Many of those uprooted were Muslims, while there were Hindus among the dead and injured.

The capital city of more than 20-million people is likely to now see greater segmentation along religious lines as has happened in other Indian cities, such as Mumbai and Ahmedabad, said Miloon Kothari, a housing and human rights expert.

“We generally see greater ghettoisation in a city after a riot because of fear and insecurity, with city authorities themselves sometimes reorganising neighbourhoods that entrench that segregation,” he told the Thomson Reuters Foundation.

“Apartheid cities are being created due to political, planning and gentrification processes that divide communities further, impoverish the poor, and makes it easier to target vulnerable communities again.”

Displacements caused by flooding, beautification of cities, and major sporting events such as the 2010 Commonwealth Games in Delhi and the 2016 Rio Olympics also led to ghettoisation of the poor, said Kothari, a former UN special rapporteur for adequate housing.
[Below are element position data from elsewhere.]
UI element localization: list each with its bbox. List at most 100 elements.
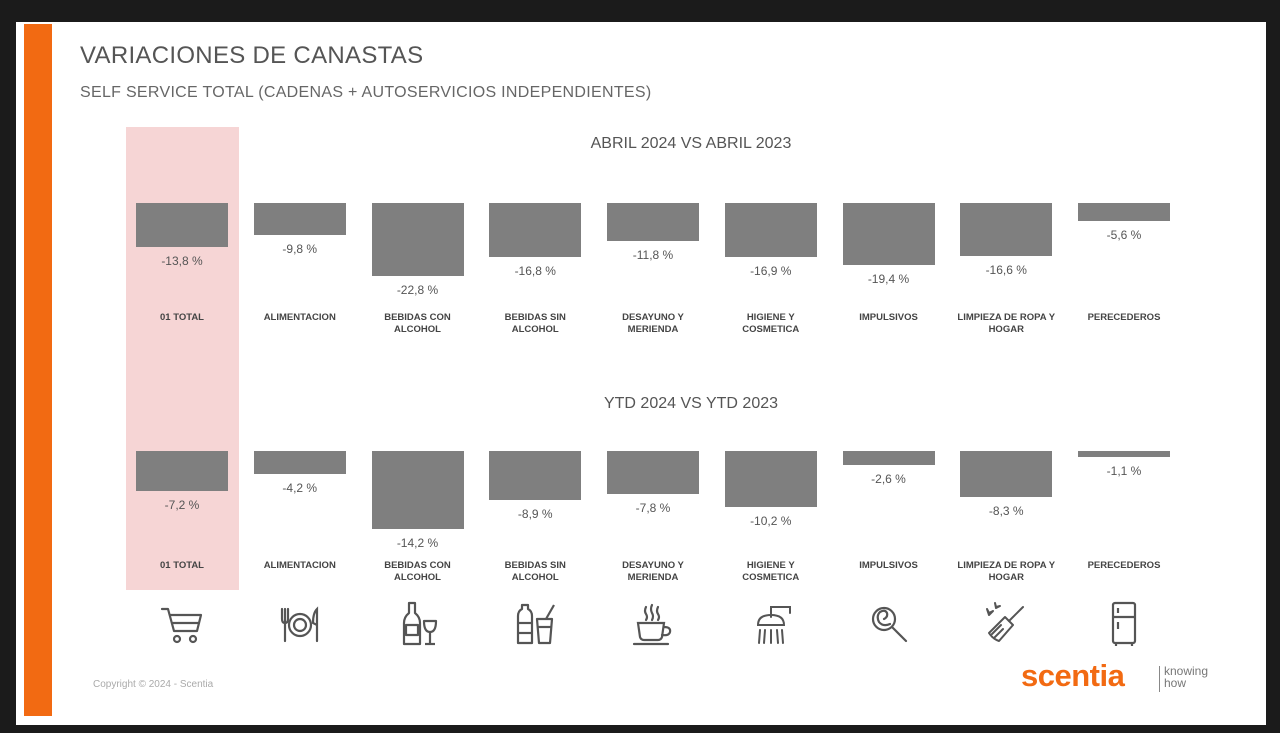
- category-label-1-2: ALIMENTACION: [240, 312, 360, 324]
- bar-1-7: [842, 203, 935, 266]
- copyright-text: Copyright © 2024 - Scentia: [93, 679, 214, 690]
- category-label-line: ALCOHOL: [511, 324, 559, 335]
- category-label-1-6: HIGIENE Y COSMETICA: [711, 312, 831, 336]
- bar-1-8: [960, 203, 1053, 257]
- page-title: VARIACIONES DE CANASTAS: [80, 42, 424, 69]
- coffee-cup-icon: [628, 599, 678, 649]
- fridge-icon: [1099, 599, 1149, 649]
- wine-bottle-glass-icon: [393, 599, 443, 649]
- category-label-line: LIMPIEZA DE ROPA Y: [957, 312, 1056, 323]
- bar-2-4: [489, 451, 582, 500]
- shower-icon: [746, 599, 796, 649]
- value-label-2-3: -14,2 %: [396, 536, 439, 551]
- category-label-line: ALCOHOL: [511, 572, 559, 583]
- slide: VARIACIONES DE CANASTAS SELF SERVICE TOT…: [16, 22, 1266, 725]
- category-label-line: DESAYUNO Y: [622, 560, 684, 571]
- value-label-1-1: -13,8 %: [161, 254, 203, 269]
- category-label-line: HOGAR: [988, 324, 1024, 335]
- value-label-1-3: -22,8 %: [396, 283, 439, 298]
- category-label-2-6: HIGIENE Y COSMETICA: [711, 560, 831, 584]
- value-label-2-5: -7,8 %: [635, 500, 671, 515]
- category-label-line: IMPULSIVOS: [859, 312, 918, 323]
- lollipop-icon: [864, 599, 914, 649]
- value-label-1-8: -16,6 %: [985, 263, 1027, 278]
- category-label-line: PERECEDEROS: [1087, 560, 1161, 571]
- category-label-1-4: BEBIDAS SIN ALCOHOL: [475, 312, 595, 336]
- category-label-line: ALIMENTACION: [263, 560, 336, 571]
- bar-2-2: [253, 451, 346, 475]
- category-label-line: COSMETICA: [742, 572, 800, 583]
- bar-1-4: [489, 203, 582, 258]
- water-bottle-cup-icon: [510, 599, 560, 649]
- category-label-line: ALCOHOL: [394, 572, 441, 583]
- category-label-2-9: PERECEDEROS: [1064, 560, 1184, 572]
- category-label-line: HIGIENE Y: [746, 560, 795, 571]
- category-label-line: 01 TOTAL: [160, 560, 204, 571]
- bar-2-9: [1078, 451, 1170, 458]
- value-label-1-6: -16,9 %: [750, 264, 792, 279]
- bar-2-8: [960, 451, 1053, 497]
- category-label-line: DESAYUNO Y: [622, 312, 684, 323]
- chart-title-1: ABRIL 2024 VS ABRIL 2023: [590, 135, 792, 152]
- logo-tagline: knowing how: [1164, 665, 1208, 689]
- logo-wordmark: scentia: [1021, 658, 1125, 693]
- category-label-2-3: BEBIDAS CON ALCOHOL: [358, 560, 478, 584]
- logo-tagline-line-1: knowing: [1164, 664, 1209, 678]
- category-label-1-8: LIMPIEZA DE ROPA Y HOGAR: [946, 312, 1066, 336]
- value-label-2-9: -1,1 %: [1106, 464, 1142, 479]
- bar-1-5: [607, 203, 699, 241]
- value-label-1-2: -9,8 %: [282, 241, 318, 256]
- logo-separator: [1159, 666, 1160, 692]
- category-label-line: HIGIENE Y: [746, 312, 795, 323]
- category-label-2-2: ALIMENTACION: [240, 560, 360, 572]
- category-label-line: PERECEDEROS: [1087, 312, 1161, 323]
- category-label-2-7: IMPULSIVOS: [829, 560, 949, 572]
- category-label-1-3: BEBIDAS CON ALCOHOL: [358, 312, 478, 336]
- value-label-2-8: -8,3 %: [988, 503, 1024, 518]
- cleaning-brush-icon: [981, 599, 1031, 649]
- value-label-2-7: -2,6 %: [871, 472, 906, 487]
- bar-2-6: [724, 451, 817, 508]
- bar-1-3: [371, 203, 464, 277]
- category-label-line: IMPULSIVOS: [859, 560, 918, 571]
- bar-2-1: [136, 451, 228, 491]
- value-label-2-1: -7,2 %: [164, 497, 200, 512]
- category-label-line: ALIMENTACION: [263, 312, 336, 323]
- category-label-line: 01 TOTAL: [160, 312, 204, 323]
- category-label-line: ALCOHOL: [394, 324, 441, 335]
- category-label-line: LIMPIEZA DE ROPA Y: [957, 560, 1056, 571]
- value-label-1-7: -19,4 %: [867, 272, 910, 287]
- category-label-2-4: BEBIDAS SIN ALCOHOL: [475, 560, 595, 584]
- category-label-line: MERIENDA: [627, 572, 679, 583]
- bar-1-2: [253, 203, 346, 235]
- category-label-line: BEBIDAS CON: [384, 312, 451, 323]
- shopping-cart-icon: [157, 599, 207, 649]
- value-label-2-6: -10,2 %: [750, 514, 792, 529]
- category-label-2-5: DESAYUNO Y MERIENDA: [593, 560, 713, 584]
- category-label-2-8: LIMPIEZA DE ROPA Y HOGAR: [946, 560, 1066, 584]
- category-label-line: BEBIDAS SIN: [504, 560, 566, 571]
- cutlery-plate-icon: [275, 599, 325, 649]
- category-label-1-7: IMPULSIVOS: [829, 312, 949, 324]
- bar-2-3: [371, 451, 464, 530]
- category-label-line: COSMETICA: [742, 324, 800, 335]
- category-label-line: BEBIDAS CON: [384, 560, 451, 571]
- accent-bar: [24, 24, 52, 716]
- logo-tagline-line-2: how: [1164, 676, 1187, 690]
- category-label-1-9: PERECEDEROS: [1064, 312, 1184, 324]
- page-subtitle: SELF SERVICE TOTAL (CADENAS + AUTOSERVIC…: [80, 84, 652, 101]
- bar-1-6: [724, 203, 817, 258]
- category-label-2-1: 01 TOTAL: [122, 560, 242, 572]
- value-label-1-9: -5,6 %: [1106, 228, 1142, 243]
- category-label-1-5: DESAYUNO Y MERIENDA: [593, 312, 713, 336]
- value-label-1-4: -16,8 %: [514, 264, 556, 279]
- bar-2-5: [607, 451, 699, 494]
- category-label-line: MERIENDA: [627, 324, 679, 335]
- category-label-line: HOGAR: [988, 572, 1024, 583]
- total-column-highlight: [126, 127, 239, 590]
- category-label-line: BEBIDAS SIN: [504, 312, 566, 323]
- value-label-2-4: -8,9 %: [517, 506, 553, 521]
- bar-1-9: [1078, 203, 1170, 222]
- value-label-2-2: -4,2 %: [282, 481, 318, 496]
- value-label-1-5: -11,8 %: [632, 247, 674, 262]
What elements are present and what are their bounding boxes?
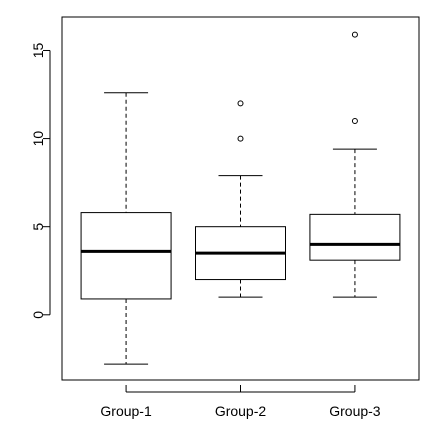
box-group-group-3 (309, 31, 401, 298)
x-tick-label: Group-2 (215, 403, 267, 419)
iqr-box (80, 212, 172, 300)
outlier-point (351, 31, 358, 38)
iqr-box (309, 213, 401, 261)
x-tick-label: Group-3 (329, 403, 381, 419)
box-group-group-1 (80, 92, 172, 365)
outlier-point (237, 135, 244, 142)
outlier-point (237, 100, 244, 107)
outlier-point (351, 117, 358, 124)
y-tick-label: 15 (30, 42, 46, 58)
x-tick-label: Group-1 (100, 403, 152, 419)
plot-frame (61, 16, 420, 381)
y-tick-label: 5 (30, 223, 46, 231)
y-tick-label: 10 (30, 131, 46, 147)
y-axis: 0 5 10 15 (30, 42, 51, 319)
boxes-layer (80, 31, 401, 365)
box-group-group-2 (195, 100, 286, 298)
y-tick-label: 0 (30, 311, 46, 319)
x-axis: Group-1 Group-2 Group-3 (100, 385, 381, 419)
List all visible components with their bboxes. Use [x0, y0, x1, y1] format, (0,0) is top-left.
Delhi has long drawn migrants from neighbouring states, who often live in informal settlements because of high rents.

Like in other Indian cities, Delhi’s informal rules and deep-rooted biases also discriminate against religious minorities and even unmarried people, or those with certain food preferences or professions.

Deadly communal clashes in Mumbai in 1992-1993 and in the western city of Ahmedabad in 2002 led to Muslims being pushed out of mixed neighbourhoods to the fringes of the city, said Darshani Mahadevia, a professor at Ahmedabad University.

“The Muslim poor especially ... choose to live in all-Muslim neighbourhoods because they feel insecure,” she said on the sidelines of a land conference in Delhi.

“Segregation keeps the communal pot boiling for political reasons also,” she said, citing a law in the western state of Gujarat that restricts Muslims and Hindus from selling property to each other in areas deemed as sensitive.

Often, minority neighbourhoods have poor infrastructure and inadequate housing, said Mahadevia, adding that residents also face difficulties securing bank loans and even taxi rides.

The choice between living in a “ghetto or mixed neighbourhood” was a difficult one for many Muslims, writer and journalist Ghazala Wahab said on Twitter.

Families often had to weigh the risk of their home being torched against a better life, said Wahab, whose own family moved to a more modern “Hindu” area from a ghetto — where conditions had since worsened.

“That’s not living, that’s just existing,” she said.